Specific subgroups of right- and left-wingers are more receptive to pseudo-profound bullshit, according to new research published in Personality and Social Psychology Bulletin.
Pseudo-profound bullshit describes statements that can appear to be deep but have no real meaning, such as the sentence “We are in the midst of a high-frequency blossoming of interconnectedness that will give us access to the quantum soup itself.”
The new findings help to untangle some of the complex relationships between bullshit receptivity and political ideology.

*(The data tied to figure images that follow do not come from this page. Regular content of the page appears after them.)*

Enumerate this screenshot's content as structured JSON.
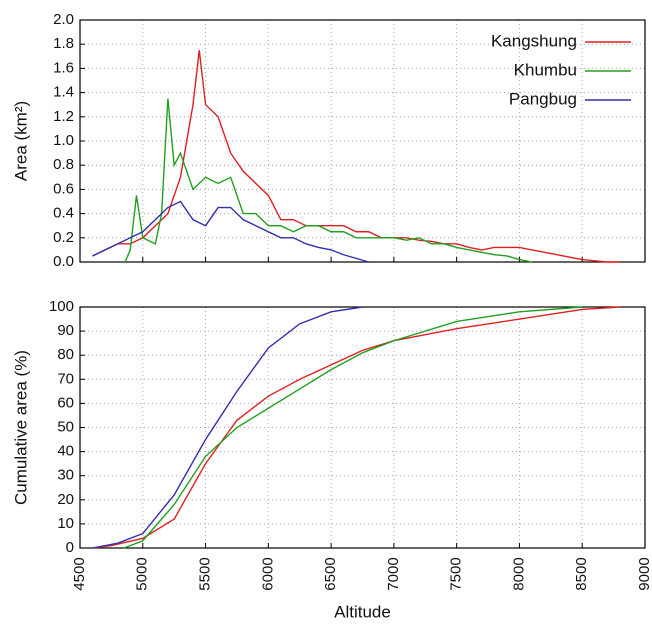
{
  "chart_data": [
    {
      "type": "line",
      "ylabel": "Area (km²)",
      "xlim": [
        4500,
        9000
      ],
      "xticks": [
        4500,
        5000,
        5500,
        6000,
        6500,
        7000,
        7500,
        8000,
        8500,
        9000
      ],
      "ylim": [
        0,
        2
      ],
      "yticks": [
        {
          "value": 0,
          "label": "0.0"
        },
        {
          "value": 0.2,
          "label": "0.2"
        },
        {
          "value": 0.4,
          "label": "0.4"
        },
        {
          "value": 0.6,
          "label": "0.6"
        },
        {
          "value": 0.8,
          "label": "0.8"
        },
        {
          "value": 1,
          "label": "1.0"
        },
        {
          "value": 1.2,
          "label": "1.2"
        },
        {
          "value": 1.4,
          "label": "1.4"
        },
        {
          "value": 1.6,
          "label": "1.6"
        },
        {
          "value": 1.8,
          "label": "1.8"
        },
        {
          "value": 2,
          "label": "2.0"
        }
      ],
      "grid": true,
      "legend": "upper right",
      "series": [
        {
          "name": "Kangshung",
          "color": "#e02020",
          "x": [
            4600,
            4700,
            4800,
            4900,
            5000,
            5100,
            5200,
            5300,
            5400,
            5450,
            5500,
            5600,
            5700,
            5800,
            5900,
            6000,
            6100,
            6200,
            6300,
            6400,
            6500,
            6600,
            6700,
            6800,
            6900,
            7000,
            7100,
            7200,
            7300,
            7400,
            7500,
            7600,
            7700,
            7800,
            7900,
            8000,
            8100,
            8200,
            8300,
            8400,
            8500,
            8600,
            8700,
            8800
          ],
          "values": [
            0.05,
            0.1,
            0.15,
            0.15,
            0.2,
            0.3,
            0.4,
            0.7,
            1.3,
            1.75,
            1.3,
            1.2,
            0.9,
            0.75,
            0.65,
            0.55,
            0.35,
            0.35,
            0.3,
            0.3,
            0.3,
            0.3,
            0.25,
            0.25,
            0.2,
            0.2,
            0.2,
            0.18,
            0.17,
            0.15,
            0.15,
            0.12,
            0.1,
            0.12,
            0.12,
            0.12,
            0.1,
            0.08,
            0.06,
            0.04,
            0.02,
            0.01,
            0,
            0
          ]
        },
        {
          "name": "Khumbu",
          "color": "#20a020",
          "x": [
            4860,
            4900,
            4950,
            5000,
            5100,
            5150,
            5200,
            5250,
            5300,
            5400,
            5500,
            5600,
            5700,
            5800,
            5900,
            6000,
            6100,
            6200,
            6300,
            6400,
            6500,
            6600,
            6700,
            6800,
            6900,
            7000,
            7100,
            7200,
            7300,
            7400,
            7500,
            7600,
            7700,
            7800,
            7900,
            8000,
            8100
          ],
          "values": [
            0,
            0.1,
            0.55,
            0.2,
            0.15,
            0.4,
            1.35,
            0.8,
            0.9,
            0.6,
            0.7,
            0.65,
            0.7,
            0.4,
            0.4,
            0.3,
            0.3,
            0.25,
            0.3,
            0.3,
            0.25,
            0.25,
            0.2,
            0.2,
            0.2,
            0.2,
            0.18,
            0.2,
            0.15,
            0.15,
            0.12,
            0.1,
            0.08,
            0.06,
            0.05,
            0.02,
            0
          ]
        },
        {
          "name": "Pangbug",
          "color": "#3030b0",
          "x": [
            4600,
            4700,
            4800,
            4900,
            5000,
            5100,
            5200,
            5300,
            5400,
            5500,
            5600,
            5700,
            5800,
            5900,
            6000,
            6100,
            6200,
            6300,
            6400,
            6500,
            6600,
            6700,
            6800
          ],
          "values": [
            0.05,
            0.1,
            0.15,
            0.2,
            0.25,
            0.35,
            0.45,
            0.5,
            0.35,
            0.3,
            0.45,
            0.45,
            0.35,
            0.3,
            0.25,
            0.2,
            0.2,
            0.15,
            0.12,
            0.1,
            0.06,
            0.03,
            0
          ]
        }
      ]
    },
    {
      "type": "line",
      "ylabel": "Cumulative area (%)",
      "xlabel": "Altitude",
      "xlim": [
        4500,
        9000
      ],
      "xticks": [
        4500,
        5000,
        5500,
        6000,
        6500,
        7000,
        7500,
        8000,
        8500,
        9000
      ],
      "ylim": [
        0,
        100
      ],
      "yticks": [
        0,
        10,
        20,
        30,
        40,
        50,
        60,
        70,
        80,
        90,
        100
      ],
      "grid": true,
      "series": [
        {
          "color": "#e02020",
          "x": [
            4600,
            4750,
            5000,
            5250,
            5500,
            5750,
            6000,
            6250,
            6500,
            6750,
            7000,
            7500,
            8000,
            8500,
            8800
          ],
          "values": [
            0,
            1,
            4,
            12,
            35,
            53,
            63,
            70,
            76,
            82,
            86,
            91,
            95,
            99,
            100
          ]
        },
        {
          "color": "#20a020",
          "x": [
            4850,
            5000,
            5250,
            5500,
            5750,
            6000,
            6250,
            6500,
            6750,
            7000,
            7500,
            8000,
            8500
          ],
          "values": [
            0,
            3,
            18,
            38,
            50,
            58,
            66,
            74,
            81,
            86,
            94,
            98,
            100
          ]
        },
        {
          "color": "#3030b0",
          "x": [
            4600,
            4800,
            5000,
            5250,
            5500,
            5750,
            6000,
            6250,
            6500,
            6750
          ],
          "values": [
            0,
            2,
            6,
            22,
            45,
            65,
            83,
            93,
            98,
            100
          ]
        }
      ]
    }
  ]
}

“I am interested in how a person’s worldview might get in the way of the pursuit of knowledge. Ultimately, I want to understand how we can better promote scientific thinking among persons with different worldviews,” explained study author Artur Nilsson, an associate professor of psychology at Linköping University.

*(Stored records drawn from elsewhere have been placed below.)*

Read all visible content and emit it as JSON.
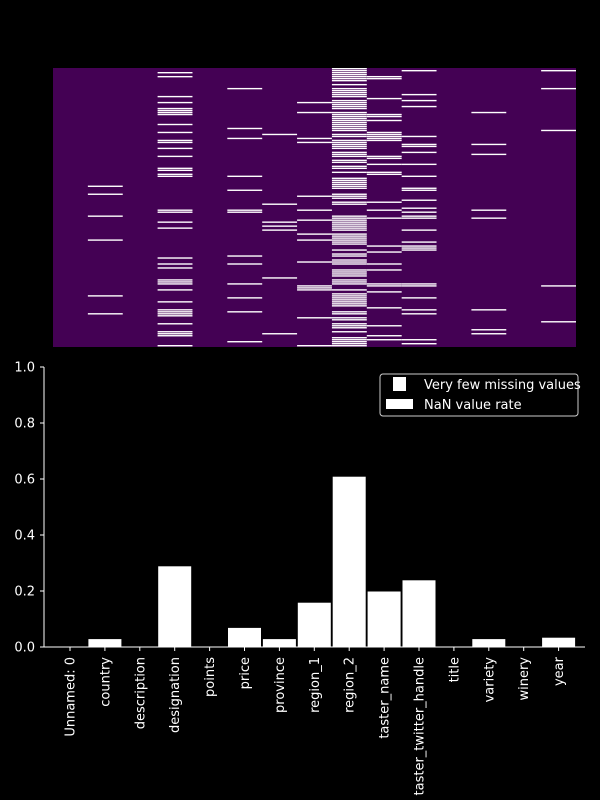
{
  "colors": {
    "background": "#000000",
    "heatmap_present": "#440154",
    "heatmap_missing": "#ffffff",
    "bar_fill": "#ffffff",
    "bar_edge": "#000000",
    "axis": "#ffffff",
    "text": "#ffffff"
  },
  "chart_data": [
    {
      "type": "heatmap",
      "columns": [
        "Unnamed: 0",
        "country",
        "description",
        "designation",
        "points",
        "price",
        "province",
        "region_1",
        "region_2",
        "taster_name",
        "taster_twitter_handle",
        "title",
        "variety",
        "winery",
        "year"
      ],
      "missing_rate": [
        0.0,
        0.03,
        0.0,
        0.29,
        0.0,
        0.07,
        0.03,
        0.16,
        0.61,
        0.2,
        0.24,
        0.0,
        0.03,
        0.0,
        0.035
      ],
      "axes_visible": false
    },
    {
      "type": "bar",
      "categories": [
        "Unnamed: 0",
        "country",
        "description",
        "designation",
        "points",
        "price",
        "province",
        "region_1",
        "region_2",
        "taster_name",
        "taster_twitter_handle",
        "title",
        "variety",
        "winery",
        "year"
      ],
      "series": [
        {
          "name": "NaN value rate",
          "values": [
            0.0,
            0.03,
            0.0,
            0.29,
            0.0,
            0.07,
            0.03,
            0.16,
            0.61,
            0.2,
            0.24,
            0.0,
            0.03,
            0.0,
            0.035
          ]
        }
      ],
      "ylim": [
        0,
        1.0
      ],
      "yticks": [
        "0.0",
        "0.2",
        "0.4",
        "0.6",
        "0.8",
        "1.0"
      ],
      "grid": false,
      "legend": {
        "placement": "top-right",
        "entries": [
          "Very few missing values",
          "NaN value rate"
        ]
      }
    }
  ]
}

“I think that the notion of pseudo-profound bullshit specifically caught my attention because I have a background in philosophy and an aversion to unclear statements. Understanding how bullshit operates also struck me as particularly urgent in our current digital age, in which fake news, conspiracy theories, and ‘alternative facts’ may have greater destructive potential than ever — although people have probably engaged in bullshitting for thousands of years.”
In the study of 985 Swedish adults, participants were asked to rate the profoundness of bullshit statements such as “Your movement transforms universal observations” and genuine aphorisms such as “Your teacher can open the door, but you have to step in.”